Statistical analysis was performed using analysis of variance to assess possible differences in the various morphometric parameters among cases within each group. As the variance between animals in each age group was small and the variances of each subject did not differ significantly for each of the measured parameters, data were expressed as means from all animals from both age groups. Age-related differences in these variables across the total, apical and basal dendritic domains were compared using post hoc t-tests, and using Tukey tests for groups with unequal numbers when comparing means for each branch order. Finally, the data from the Sholl analyses were also expressed as cumulative frequencies and statistical differences between the two groups were assessed using the Kolmogorov–Smirnov test. Differences were considered statistically significant at P < 0.05.
Morphology of LY-filled Neurons
In all of the 11 monkeys, injections of FB in the ventral part of area 46 resulted in large numbers of retrogradely labeled neurons in the ipsilateral cortex lining the dorsal and ventral aspects of the superior temporal sulcus. These long projection neurons formed two clearly defined bands, corresponding to layers III and V–VI, as demonstrated in previous studies of macaque monkeys (Jones and Powell, 1970; Barbas and Mesulam, 1985; Barbas, 1986; Goldman-Rakic, 1988; Petrides and Pandya, 1988; Seltzer and Pandya, 1989; Hof et al., 1995; Rempel-Clower and Barbas, 2000; Duan et al., 2002; Hof et al., 2002).
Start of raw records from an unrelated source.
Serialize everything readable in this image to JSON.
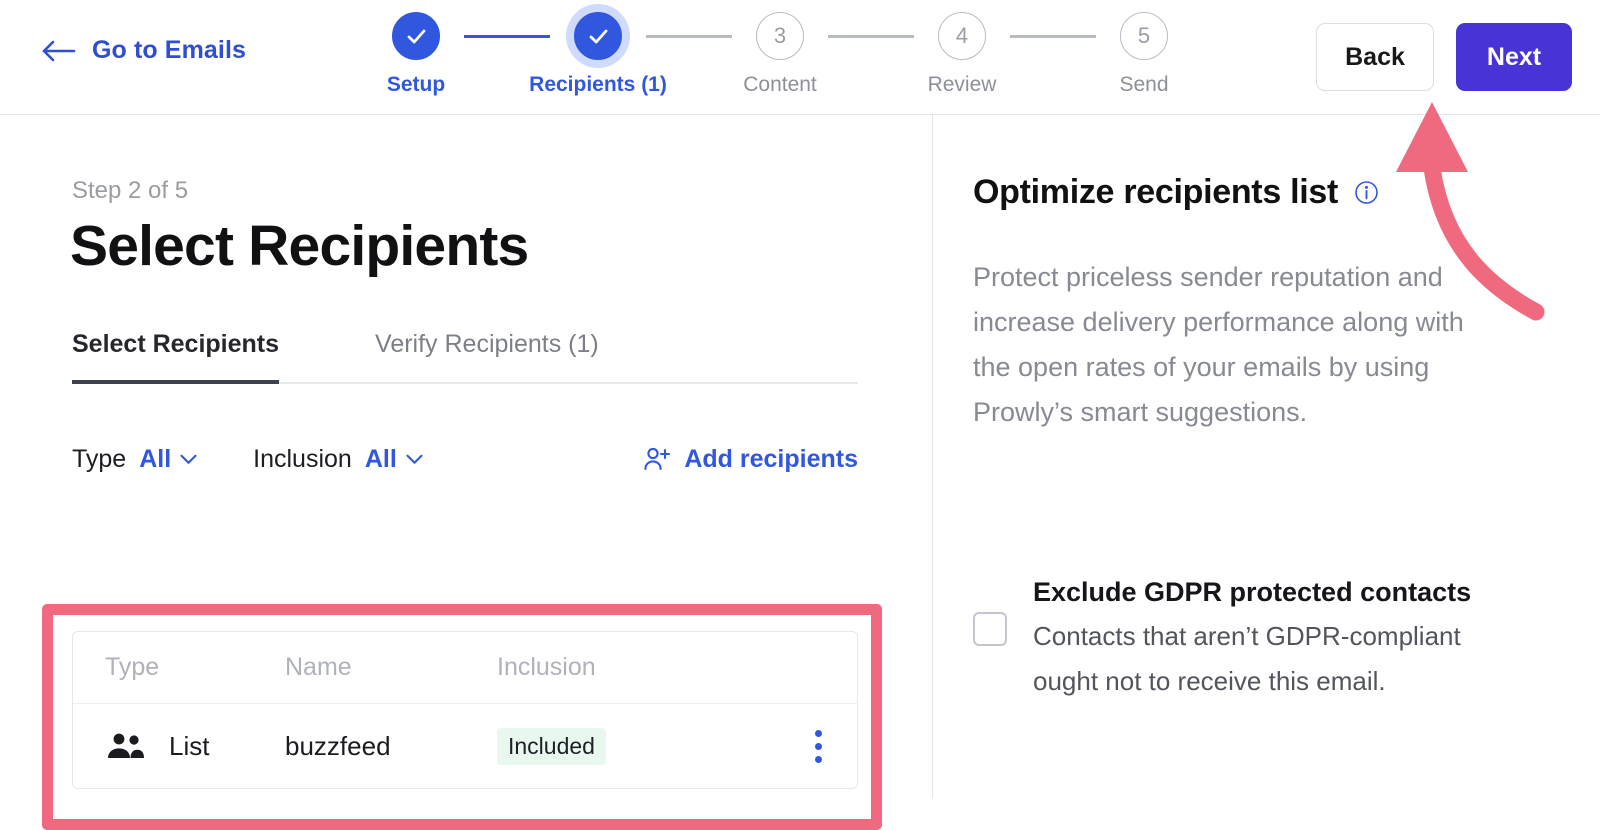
{
  "header": {
    "back_link_label": "Go to Emails",
    "back_icon": "arrow-left-icon",
    "buttons": {
      "back_label": "Back",
      "next_label": "Next"
    },
    "stepper": [
      {
        "num": "1",
        "label": "Setup",
        "state": "done"
      },
      {
        "num": "2",
        "label": "Recipients (1)",
        "state": "current"
      },
      {
        "num": "3",
        "label": "Content",
        "state": "todo"
      },
      {
        "num": "4",
        "label": "Review",
        "state": "todo"
      },
      {
        "num": "5",
        "label": "Send",
        "state": "todo"
      }
    ]
  },
  "main": {
    "step_count": "Step 2 of 5",
    "title": "Select Recipients",
    "tabs": [
      {
        "label": "Select Recipients",
        "active": true
      },
      {
        "label": "Verify Recipients (1)",
        "active": false
      }
    ],
    "filters": [
      {
        "label": "Type",
        "value": "All"
      },
      {
        "label": "Inclusion",
        "value": "All"
      }
    ],
    "add_recipients_label": "Add recipients",
    "add_recipients_icon": "person-add-icon",
    "table": {
      "columns": [
        "Type",
        "Name",
        "Inclusion"
      ],
      "rows": [
        {
          "type_icon": "group-icon",
          "type": "List",
          "name": "buzzfeed",
          "inclusion": "Included",
          "menu_icon": "kebab-menu-icon"
        }
      ]
    }
  },
  "sidebar": {
    "title": "Optimize recipients list",
    "info_icon": "info-circle-icon",
    "description": "Protect priceless sender reputation and increase delivery performance along with the open rates of your emails by using Prowly’s smart suggestions.",
    "gdpr": {
      "title": "Exclude GDPR protected contacts",
      "description": "Contacts that aren’t GDPR-compliant ought not to receive this email.",
      "checked": false
    }
  },
  "annotation": {
    "arrow_color": "#ef6a7e",
    "highlight_color": "#ef6a7e",
    "arrow_target": "Next",
    "highlight_target": "recipients-table"
  },
  "colors": {
    "primary_blue": "#3257df",
    "next_purple": "#4733d6",
    "badge_green_bg": "#e9f8ef",
    "annotation_pink": "#ef6a7e"
  }
}
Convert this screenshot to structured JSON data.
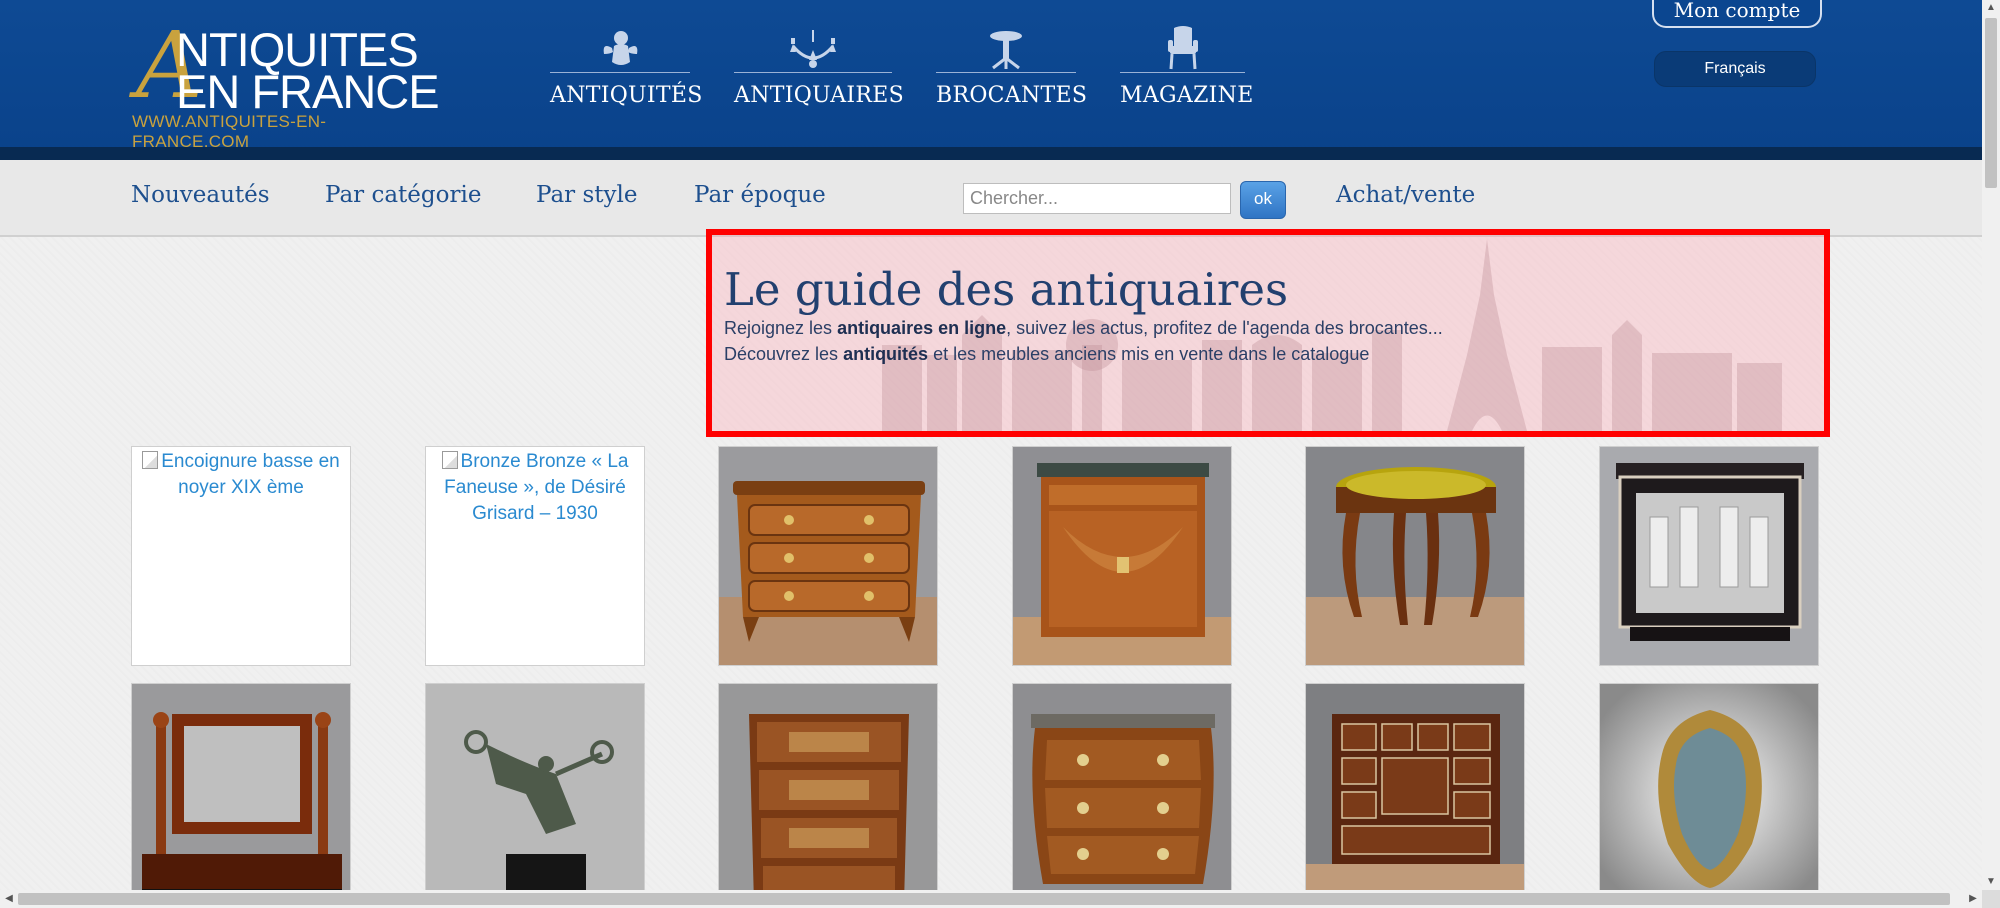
{
  "header": {
    "logo": {
      "line1": "NTIQUITES",
      "line2": "EN FRANCE",
      "initial": "A",
      "url": "WWW.ANTIQUITES-EN-FRANCE.COM"
    },
    "nav": [
      {
        "label": "ANTIQUITÉS",
        "icon": "cherub-icon"
      },
      {
        "label": "ANTIQUAIRES",
        "icon": "chandelier-icon"
      },
      {
        "label": "BROCANTES",
        "icon": "pedestal-table-icon"
      },
      {
        "label": "MAGAZINE",
        "icon": "armchair-icon"
      }
    ],
    "account_label": "Mon compte",
    "language": "Français"
  },
  "subnav": {
    "links": [
      "Nouveautés",
      "Par catégorie",
      "Par style",
      "Par époque"
    ],
    "search_placeholder": "Chercher...",
    "ok_label": "ok",
    "achat_label": "Achat/vente"
  },
  "guide": {
    "title": "Le guide des antiquaires",
    "line1_pre": "Rejoignez les ",
    "line1_bold": "antiquaires en ligne",
    "line1_post": ", suivez les actus, profitez de l'agenda des brocantes...",
    "line2_pre": "Découvrez les ",
    "line2_bold": "antiquités",
    "line2_post": " et les meubles anciens mis en vente dans le catalogue"
  },
  "products": [
    {
      "alt": "Encoignure basse en noyer XIX ème",
      "broken": true
    },
    {
      "alt": "Bronze Bronze « La Faneuse », de Désiré Grisard – 1930",
      "broken": true
    },
    {
      "alt": "Commode marquetée",
      "broken": false,
      "icon": "chest-of-drawers-icon"
    },
    {
      "alt": "Secrétaire en loupe",
      "broken": false,
      "icon": "secretary-desk-icon"
    },
    {
      "alt": "Tabouret jaune",
      "broken": false,
      "icon": "stool-icon"
    },
    {
      "alt": "Cave à liqueur",
      "broken": false,
      "icon": "liquor-cabinet-icon"
    },
    {
      "alt": "Psyché acajou",
      "broken": false,
      "icon": "dressing-mirror-icon"
    },
    {
      "alt": "Danseuse bronze",
      "broken": false,
      "icon": "dancer-sculpture-icon"
    },
    {
      "alt": "Chiffonnier marqueté",
      "broken": false,
      "icon": "tall-chest-icon"
    },
    {
      "alt": "Commode galbée",
      "broken": false,
      "icon": "bombe-commode-icon"
    },
    {
      "alt": "Cabinet incrusté",
      "broken": false,
      "icon": "inlaid-cabinet-icon"
    },
    {
      "alt": "Miroir doré",
      "broken": false,
      "icon": "gilt-mirror-icon"
    }
  ],
  "colors": {
    "header_blue": "#0b4690",
    "gold": "#c9a23e",
    "link_blue": "#1d4f8e",
    "highlight_border": "#ff0000"
  }
}
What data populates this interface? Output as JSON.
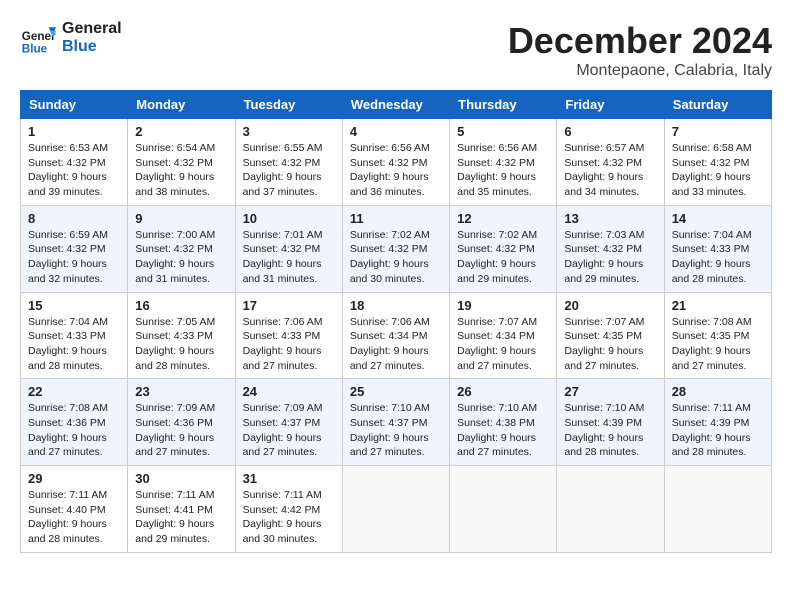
{
  "header": {
    "logo_line1": "General",
    "logo_line2": "Blue",
    "month": "December 2024",
    "location": "Montepaone, Calabria, Italy"
  },
  "weekdays": [
    "Sunday",
    "Monday",
    "Tuesday",
    "Wednesday",
    "Thursday",
    "Friday",
    "Saturday"
  ],
  "weeks": [
    [
      {
        "day": 1,
        "sunrise": "6:53 AM",
        "sunset": "4:32 PM",
        "daylight": "9 hours and 39 minutes."
      },
      {
        "day": 2,
        "sunrise": "6:54 AM",
        "sunset": "4:32 PM",
        "daylight": "9 hours and 38 minutes."
      },
      {
        "day": 3,
        "sunrise": "6:55 AM",
        "sunset": "4:32 PM",
        "daylight": "9 hours and 37 minutes."
      },
      {
        "day": 4,
        "sunrise": "6:56 AM",
        "sunset": "4:32 PM",
        "daylight": "9 hours and 36 minutes."
      },
      {
        "day": 5,
        "sunrise": "6:56 AM",
        "sunset": "4:32 PM",
        "daylight": "9 hours and 35 minutes."
      },
      {
        "day": 6,
        "sunrise": "6:57 AM",
        "sunset": "4:32 PM",
        "daylight": "9 hours and 34 minutes."
      },
      {
        "day": 7,
        "sunrise": "6:58 AM",
        "sunset": "4:32 PM",
        "daylight": "9 hours and 33 minutes."
      }
    ],
    [
      {
        "day": 8,
        "sunrise": "6:59 AM",
        "sunset": "4:32 PM",
        "daylight": "9 hours and 32 minutes."
      },
      {
        "day": 9,
        "sunrise": "7:00 AM",
        "sunset": "4:32 PM",
        "daylight": "9 hours and 31 minutes."
      },
      {
        "day": 10,
        "sunrise": "7:01 AM",
        "sunset": "4:32 PM",
        "daylight": "9 hours and 31 minutes."
      },
      {
        "day": 11,
        "sunrise": "7:02 AM",
        "sunset": "4:32 PM",
        "daylight": "9 hours and 30 minutes."
      },
      {
        "day": 12,
        "sunrise": "7:02 AM",
        "sunset": "4:32 PM",
        "daylight": "9 hours and 29 minutes."
      },
      {
        "day": 13,
        "sunrise": "7:03 AM",
        "sunset": "4:32 PM",
        "daylight": "9 hours and 29 minutes."
      },
      {
        "day": 14,
        "sunrise": "7:04 AM",
        "sunset": "4:33 PM",
        "daylight": "9 hours and 28 minutes."
      }
    ],
    [
      {
        "day": 15,
        "sunrise": "7:04 AM",
        "sunset": "4:33 PM",
        "daylight": "9 hours and 28 minutes."
      },
      {
        "day": 16,
        "sunrise": "7:05 AM",
        "sunset": "4:33 PM",
        "daylight": "9 hours and 28 minutes."
      },
      {
        "day": 17,
        "sunrise": "7:06 AM",
        "sunset": "4:33 PM",
        "daylight": "9 hours and 27 minutes."
      },
      {
        "day": 18,
        "sunrise": "7:06 AM",
        "sunset": "4:34 PM",
        "daylight": "9 hours and 27 minutes."
      },
      {
        "day": 19,
        "sunrise": "7:07 AM",
        "sunset": "4:34 PM",
        "daylight": "9 hours and 27 minutes."
      },
      {
        "day": 20,
        "sunrise": "7:07 AM",
        "sunset": "4:35 PM",
        "daylight": "9 hours and 27 minutes."
      },
      {
        "day": 21,
        "sunrise": "7:08 AM",
        "sunset": "4:35 PM",
        "daylight": "9 hours and 27 minutes."
      }
    ],
    [
      {
        "day": 22,
        "sunrise": "7:08 AM",
        "sunset": "4:36 PM",
        "daylight": "9 hours and 27 minutes."
      },
      {
        "day": 23,
        "sunrise": "7:09 AM",
        "sunset": "4:36 PM",
        "daylight": "9 hours and 27 minutes."
      },
      {
        "day": 24,
        "sunrise": "7:09 AM",
        "sunset": "4:37 PM",
        "daylight": "9 hours and 27 minutes."
      },
      {
        "day": 25,
        "sunrise": "7:10 AM",
        "sunset": "4:37 PM",
        "daylight": "9 hours and 27 minutes."
      },
      {
        "day": 26,
        "sunrise": "7:10 AM",
        "sunset": "4:38 PM",
        "daylight": "9 hours and 27 minutes."
      },
      {
        "day": 27,
        "sunrise": "7:10 AM",
        "sunset": "4:39 PM",
        "daylight": "9 hours and 28 minutes."
      },
      {
        "day": 28,
        "sunrise": "7:11 AM",
        "sunset": "4:39 PM",
        "daylight": "9 hours and 28 minutes."
      }
    ],
    [
      {
        "day": 29,
        "sunrise": "7:11 AM",
        "sunset": "4:40 PM",
        "daylight": "9 hours and 28 minutes."
      },
      {
        "day": 30,
        "sunrise": "7:11 AM",
        "sunset": "4:41 PM",
        "daylight": "9 hours and 29 minutes."
      },
      {
        "day": 31,
        "sunrise": "7:11 AM",
        "sunset": "4:42 PM",
        "daylight": "9 hours and 30 minutes."
      },
      null,
      null,
      null,
      null
    ]
  ]
}
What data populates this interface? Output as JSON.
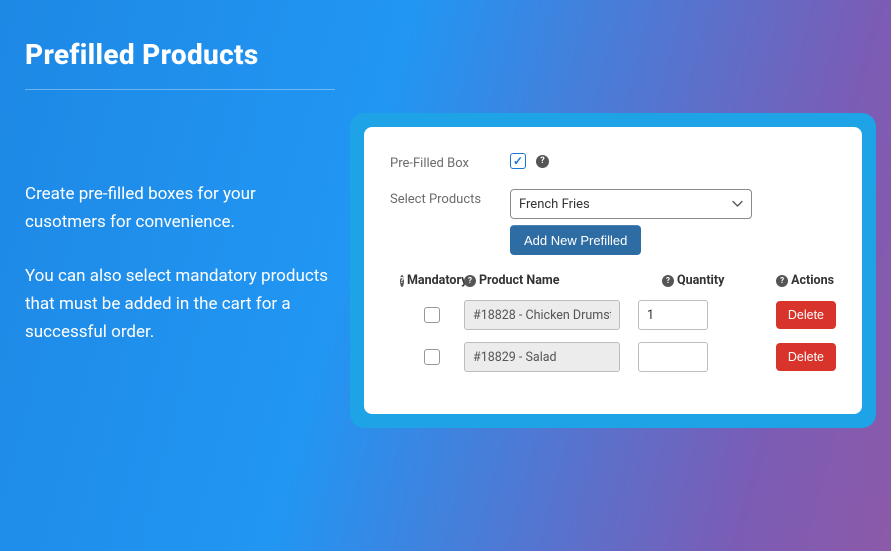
{
  "header": {
    "title": "Prefilled Products"
  },
  "description": {
    "p1": "Create pre-filled boxes for your cusotmers for convenience.",
    "p2": "You can also select mandatory products that must be added in the cart for a successful order."
  },
  "form": {
    "prefilled_label": "Pre-Filled Box",
    "prefilled_checked": true,
    "select_label": "Select Products",
    "select_value": "French Fries",
    "add_button": "Add New Prefilled"
  },
  "table": {
    "headers": {
      "mandatory": "Mandatory",
      "product_name": "Product Name",
      "quantity": "Quantity",
      "actions": "Actions"
    },
    "rows": [
      {
        "mandatory": false,
        "name": "#18828 - Chicken Drumst",
        "qty": "1",
        "action": "Delete"
      },
      {
        "mandatory": false,
        "name": "#18829 - Salad",
        "qty": "",
        "action": "Delete"
      }
    ]
  }
}
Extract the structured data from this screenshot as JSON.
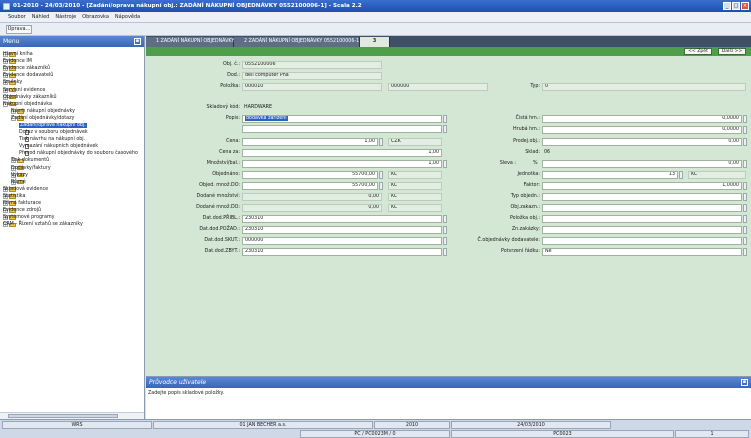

More than 15 retrogradely labeled neurons were adequately filled with LY in each animal. Up to six neurons in layer III were fully reconstructed in each monkey. In total, 27 fully reconstructed neurons were analyzed from the six young monkeys and 19 from the five old monkeys. All of the filled neurons used for reconstructions exhibited a typical pyramidal morphology (i.e. they had a triangular cell body, a prominent apical dendrite oriented toward the pia and at least two basal dendrites). Examples of reconstructed neurons forming long projections from the superior temporal cortex to ipsilateral area 46 in both young and old monkeys are shown in Figure 3. All of these neurons exhibited extensive dendritic branching with large numbers of spines (Figs 2D–G, 3). Verification of the quality of cell loading on a confocal laser scanning microscope showed excellent recovery of dendritic and spine morphology and helped confirming the quantitative analyses (Fig. 2D–G).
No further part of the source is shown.